A California federal district court recently granted defendant Turn, Inc.’s motion to compel arbitration of a dispute with a putative class of New York Verizon subscribers. Henson, et al. v. Turn, Inc., No. C 15-01497 JSW (N.D. Cal. Mar. 14, 2016). Turn, an online marketing platform, partners with Verizon to utilize subscriber information to connect advertisers with their target audience. Verizon subscribers sued Turn to prevent the company from allegedly surreptitiously monitoring their web browsing activities. Turn moved to dismiss or stay the action on the basis of an arbitration clause contained in the service agreements between the subscriber plaintiffs and Verizon. Turn was not a signatory to the service agreements.

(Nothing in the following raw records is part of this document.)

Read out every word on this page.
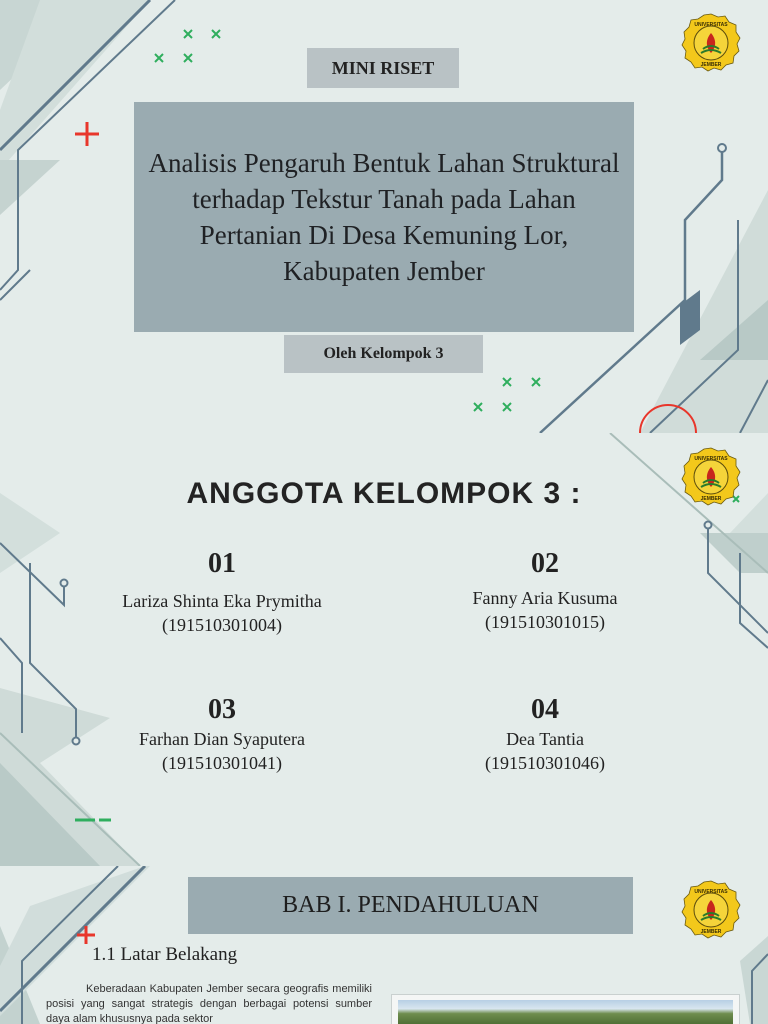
UNIVERSITAS
JEMBER
MINI RISET
Analisis Pengaruh Bentuk Lahan Struktural terhadap Tekstur Tanah pada Lahan Pertanian Di Desa Kemuning Lor, Kabupaten Jember
Oleh Kelompok 3
UNIVERSITAS
JEMBER
ANGGOTA KELOMPOK 3 :
01
Lariza Shinta Eka Prymitha
(191510301004)
02
Fanny Aria Kusuma
(191510301015)
03
Farhan Dian Syaputera
(191510301041)
04
Dea Tantia
(191510301046)
UNIVERSITAS
JEMBER
BAB I. PENDAHULUAN
1.1 Latar Belakang
Keberadaan Kabupaten Jember secara geografis memiliki posisi yang sangat strategis dengan berbagai potensi sumber daya alam khususnya pada sektor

The court held that under both New York and California law, a non-signatory to an arbitration agreement may compel arbitration when the claims at issues are “intertwined with the agreement.” In this case, because the parties’ dispute hinged on a provision in the plaintiffs’ subscriber agreements with Verizon, and because the defense of the lawsuit would necessarily require introduction of those agreements, the issues were found to be “intertwined with the agreement” such that Turn could invoke the arbitration provision contained therein.
This case follows a number of recent decisions, including those in DirectTV v. Imburgia [link to prior blog post], Roberts, et al. v. AT&T Mobility LLC [link], and Merkin et al. v. Vonage America Inc. et al [link], which have broadly construed defendants’ rights to bind consumers to arbitration provisions in service agreements. However, this decision goes even further in permitting a third party to benefit from such an arbitration provision, even when the third party is not expressly disclosed in the agreement itself.